Correct environment variable name if mismatched
Move token loading earlier in initialization sequence
Add debug logging to confirm token is read (with redaction)
Ensure emergency server only starts if token is valid

Required Code Changes:

Add startup validation:

// Fail fast if misconfigured
if emergencyServerEnabled && emergencyToken == "" {
    log.Fatal("CHARON_EMERGENCY_SERVER_ENABLED=true but CHARON_EMERGENCY_TOKEN is empty")
}

Add startup log (with token redaction):

log.Info("Emergency server initialized with token: [REDACTED]")

Add unit tests:

// backend/internal/emergency/server_test.go
func TestEmergencyServerStartupValidation(t *testing.T) {
    // Test that server fails if token empty but server enabled
}

func TestEmergencyTokenLoadedFromEnv(t *testing.T) {
    // Test env var is read correctly
}

Security Requirements:

✅ All logging must redact emergency token
✅ Replace full token with: [EMERGENCY_TOKEN:xxxx...xxxx] (first/last 4 chars only)
✅ Test: docker logs charon-e2e | grep -i emergency should NOT show full token
✅ Add rate limiting: max 3 attempts per minute per IP
✅ Add audit logging: timestamp, source IP, result for every call

Test Validation:

# Should return 200 OK
curl -X POST http://localhost:2020/emergency/security-reset \
  -H "Authorization: Basic YWRtaW46Y2hhbmdlbWU=" \
  -H "X-Emergency-Token: f51dedd6a4f2eaa200dcbf4feecae78ff926e06d9094d726f3613729b66d346b"

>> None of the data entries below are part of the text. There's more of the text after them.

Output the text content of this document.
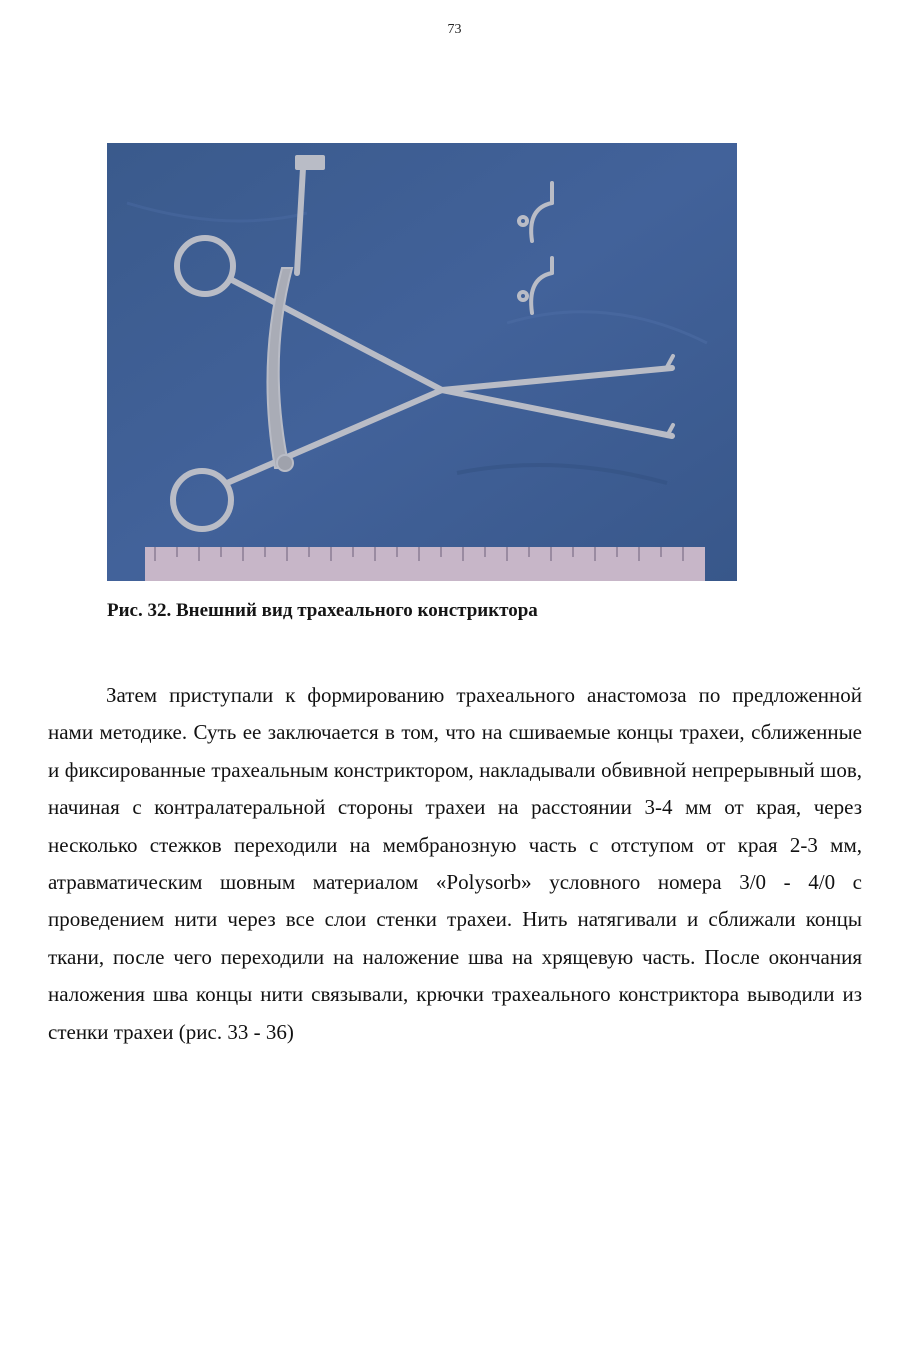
73
Рис. 32. Внешний вид трахеального констриктора

Затем приступали к формированию трахеального анастомоза по предложенной нами методике. Суть ее заключается в том, что на сшиваемые концы трахеи, сближенные и фиксированные трахеальным констриктором, накладывали обвивной непрерывный шов, начиная с контралатеральной стороны трахеи на расстоянии 3-4 мм от края, через несколько стежков переходили на мембранозную часть с отступом от края 2-3 мм, атравматическим шовным материалом «Polysorb» условного номера 3/0 - 4/0 с проведением нити через все слои стенки трахеи. Нить натягивали и сближали концы ткани, после чего переходили на наложение шва на хрящевую часть. После окончания наложения шва концы нити связывали, крючки трахеального констриктора выводили из стенки трахеи (рис. 33 - 36)
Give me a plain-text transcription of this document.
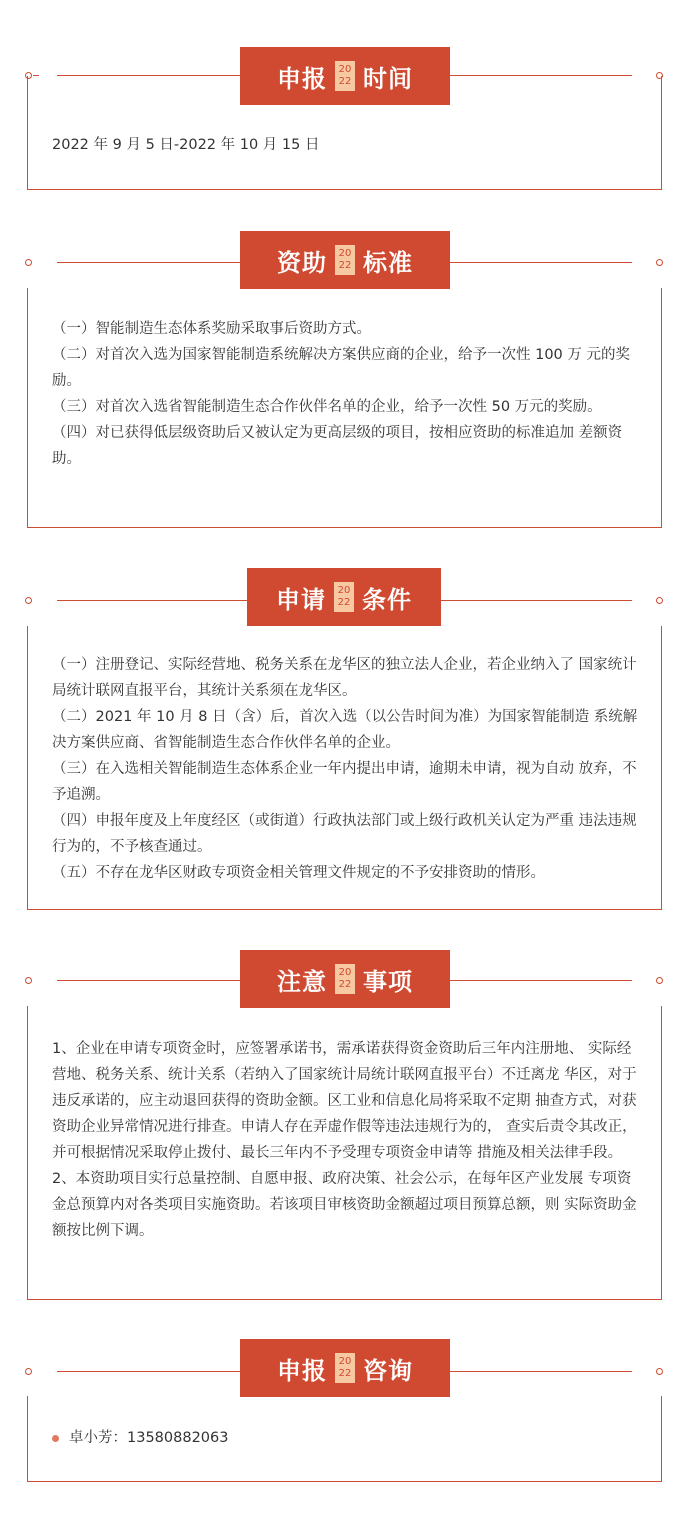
申报 20
22 时间

2022 年 9 月 5 日-2022 年 10 月 15 日

资助 20
22 标准

（一）智能制造生态体系奖励采取事后资助方式。

（二）对首次入选为国家智能制造系统解决方案供应商的企业，给予一次性 100 万 元的奖励。

（三）对首次入选省智能制造生态合作伙伴名单的企业，给予一次性 50 万元的奖励。

（四）对已获得低层级资助后又被认定为更高层级的项目，按相应资助的标准追加 差额资助。

申请 20
22 条件

（一）注册登记、实际经营地、税务关系在龙华区的独立法人企业，若企业纳入了 国家统计局统计联网直报平台，其统计关系须在龙华区。

（二）2021 年 10 月 8 日（含）后，首次入选（以公告时间为准）为国家智能制造 系统解决方案供应商、省智能制造生态合作伙伴名单的企业。

（三）在入选相关智能制造生态体系企业一年内提出申请，逾期未申请，视为自动 放弃，不予追溯。

（四）申报年度及上年度经区（或街道）行政执法部门或上级行政机关认定为严重 违法违规行为的，不予核查通过。

（五）不存在龙华区财政专项资金相关管理文件规定的不予安排资助的情形。

注意 20
22 事项

1、企业在申请专项资金时，应签署承诺书，需承诺获得资金资助后三年内注册地、 实际经营地、税务关系、统计关系（若纳入了国家统计局统计联网直报平台）不迁离龙 华区，对于违反承诺的，应主动退回获得的资助金额。区工业和信息化局将采取不定期 抽查方式，对获资助企业异常情况进行排查。申请人存在弄虚作假等违法违规行为的， 查实后责令其改正，并可根据情况采取停止拨付、最长三年内不予受理专项资金申请等 措施及相关法律手段。

2、本资助项目实行总量控制、自愿申报、政府决策、社会公示，在每年区产业发展 专项资金总预算内对各类项目实施资助。若该项目审核资助金额超过项目预算总额，则 实际资助金额按比例下调。

申报 20
22 咨询
卓小芳：13580882063
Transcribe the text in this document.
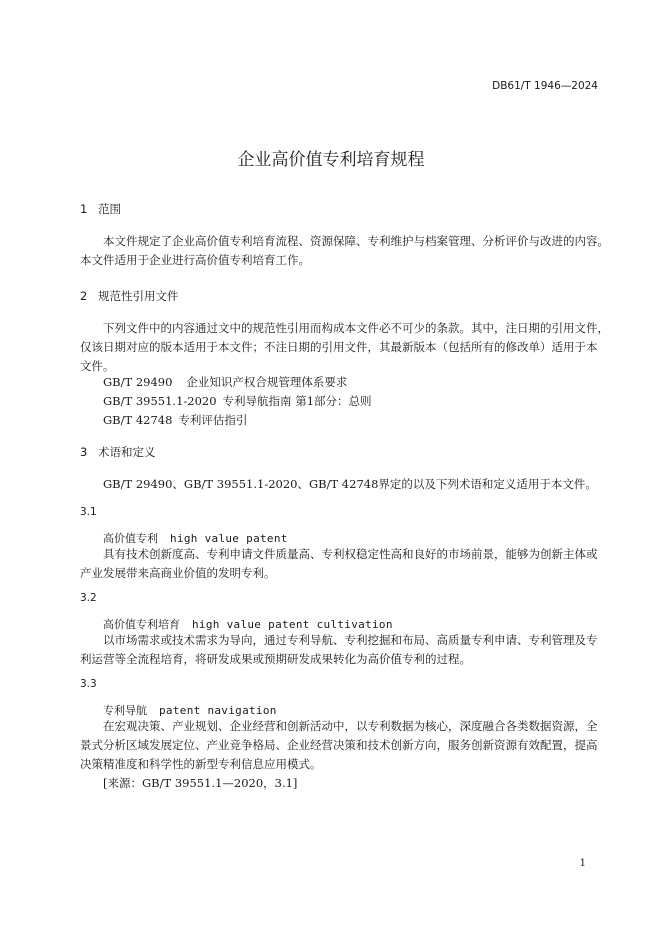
DB61/T 1946—2024
企业高价值专利培育规程
1 范围
本文件规定了企业高价值专利培育流程、资源保障、专利维护与档案管理、分析评价与改进的内容。
本文件适用于企业进行高价值专利培育工作。
2 规范性引用文件
下列文件中的内容通过文中的规范性引用而构成本文件必不可少的条款。其中，注日期的引用文件，
仅该日期对应的版本适用于本文件；不注日期的引用文件，其最新版本（包括所有的修改单）适用于本
文件。
GB/T 29490 企业知识产权合规管理体系要求
GB/T 39551.1-2020 专利导航指南 第1部分：总则
GB/T 42748 专利评估指引
3 术语和定义
GB/T 29490、GB/T 39551.1-2020、GB/T 42748界定的以及下列术语和定义适用于本文件。
3.1
高价值专利 high value patent
具有技术创新度高、专利申请文件质量高、专利权稳定性高和良好的市场前景，能够为创新主体或
产业发展带来高商业价值的发明专利。
3.2
高价值专利培育 high value patent cultivation
以市场需求或技术需求为导向，通过专利导航、专利挖掘和布局、高质量专利申请、专利管理及专
利运营等全流程培育，将研发成果或预期研发成果转化为高价值专利的过程。
3.3
专利导航 patent navigation
在宏观决策、产业规划、企业经营和创新活动中，以专利数据为核心，深度融合各类数据资源，全
景式分析区域发展定位、产业竞争格局、企业经营决策和技术创新方向，服务创新资源有效配置，提高
决策精准度和科学性的新型专利信息应用模式。
[来源：GB/T 39551.1—2020，3.1]
1
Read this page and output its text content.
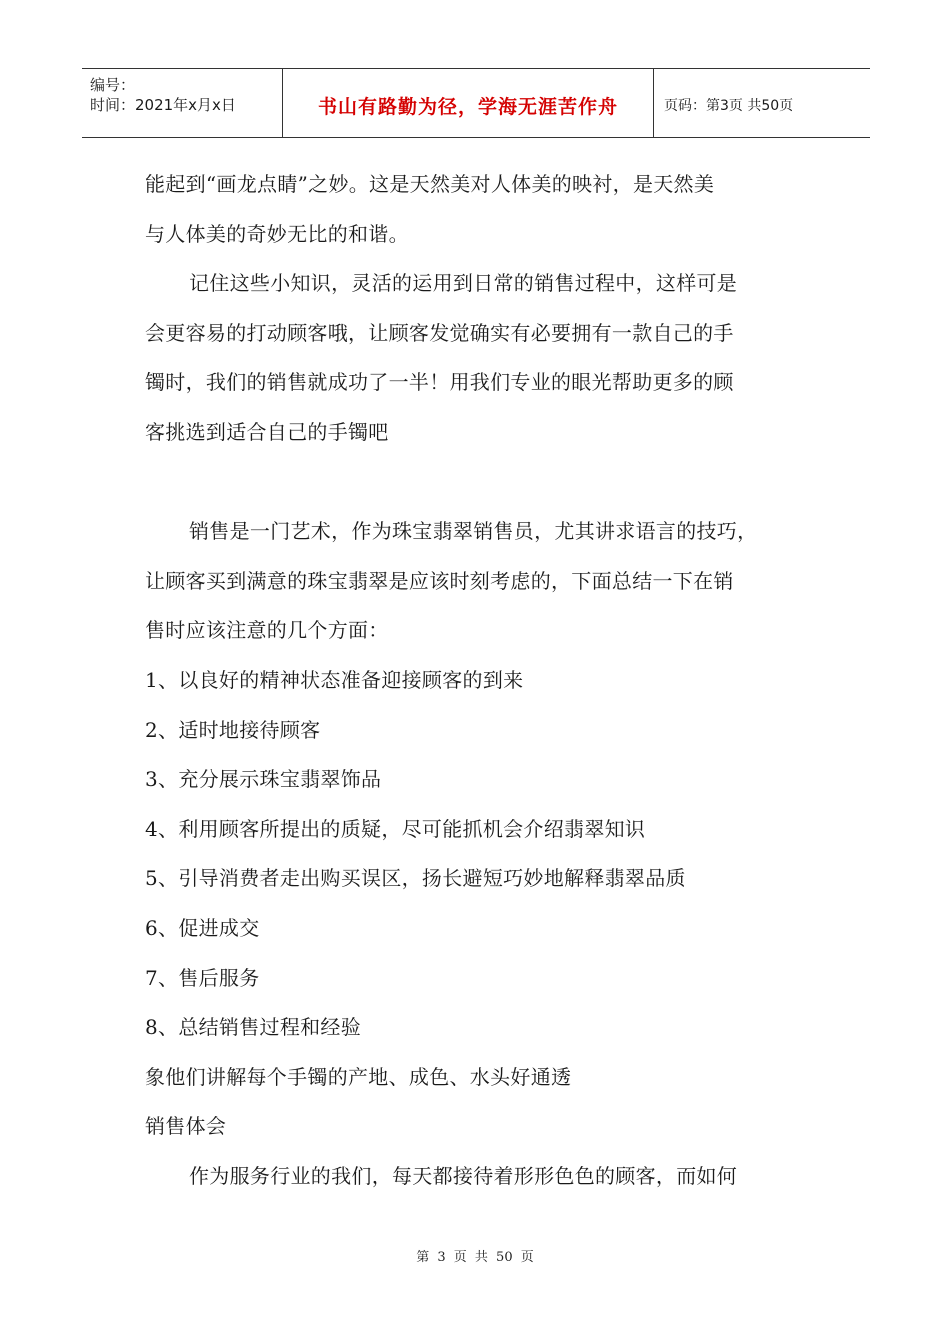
编号：
时间：2021年x月x日	书山有路勤为径，学海无涯苦作舟	页码：第3页 共50页
能起到“画龙点睛”之妙。这是天然美对人体美的映衬，是天然美
与人体美的奇妙无比的和谐。
记住这些小知识，灵活的运用到日常的销售过程中，这样可是
会更容易的打动顾客哦，让顾客发觉确实有必要拥有一款自己的手
镯时，我们的销售就成功了一半！用我们专业的眼光帮助更多的顾
客挑选到适合自己的手镯吧
销售是一门艺术，作为珠宝翡翠销售员，尤其讲求语言的技巧，
让顾客买到满意的珠宝翡翠是应该时刻考虑的，下面总结一下在销
售时应该注意的几个方面：
1、以良好的精神状态准备迎接顾客的到来
2、适时地接待顾客
3、充分展示珠宝翡翠饰品
4、利用顾客所提出的质疑，尽可能抓机会介绍翡翠知识
5、引导消费者走出购买误区，扬长避短巧妙地解释翡翠品质
6、促进成交
7、售后服务
8、总结销售过程和经验
象他们讲解每个手镯的产地、成色、水头好通透
销售体会
作为服务行业的我们，每天都接待着形形色色的顾客，而如何
第 3 页 共 50 页
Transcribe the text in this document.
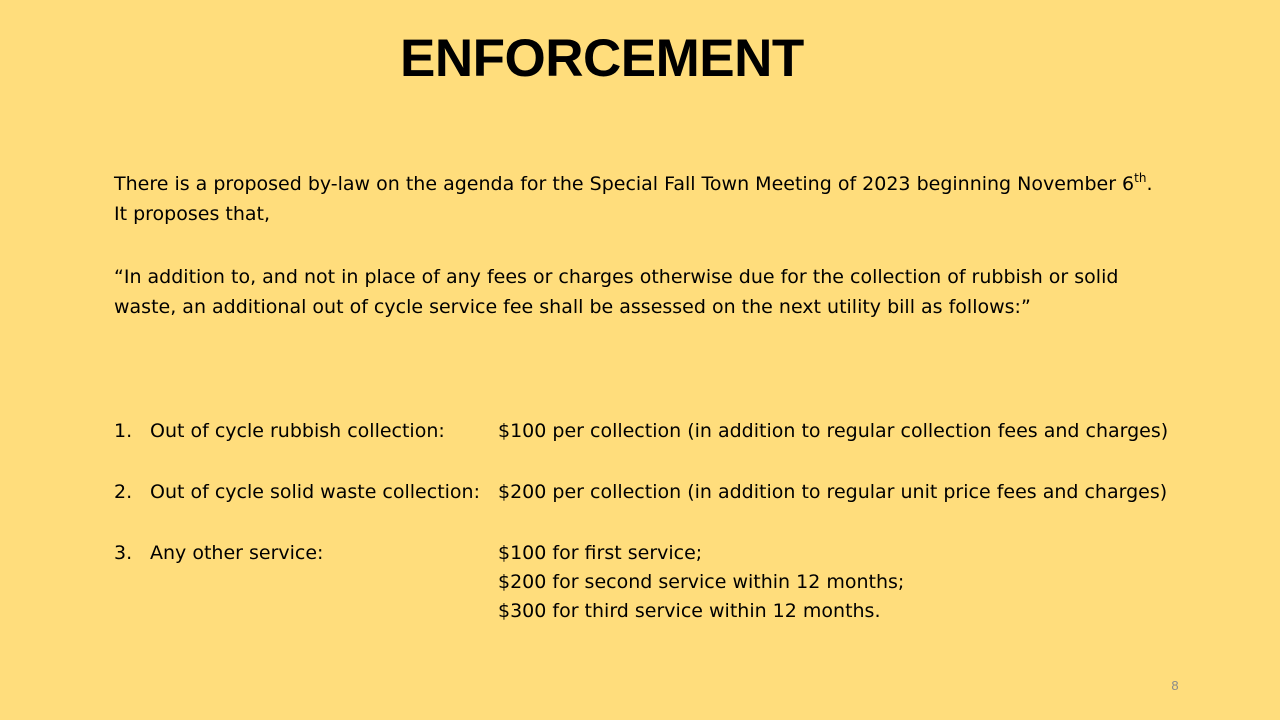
ENFORCEMENT
There is a proposed by-law on the agenda for the Special Fall Town Meeting of 2023 beginning November 6th.
It proposes that,
“In addition to, and not in place of any fees or charges otherwise due for the collection of rubbish or solid
waste, an additional out of cycle service fee shall be assessed on the next utility bill as follows:”
1. Out of cycle rubbish collection:	$100 per collection (in addition to regular collection fees and charges)
2. Out of cycle solid waste collection: $200 per collection (in addition to regular unit price fees and charges)
3. Any other service:	$100 for first service;
$200 for second service within 12 months;
$300 for third service within 12 months.
8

# Should return 401 Unauthorized
curl -X POST http://localhost:2020/emergency/security-reset \
  -H "Authorization: Basic YWRtaW46Y2hhbmdlbWU=" \
  -H "X-Emergency-Token: invalid-token"

# Should return 501 Not Configured (empty token)
CHARON_EMERGENCY_TOKEN="" docker compose ... up -d
curl -X POST http://localhost:2020/emergency/security-reset ...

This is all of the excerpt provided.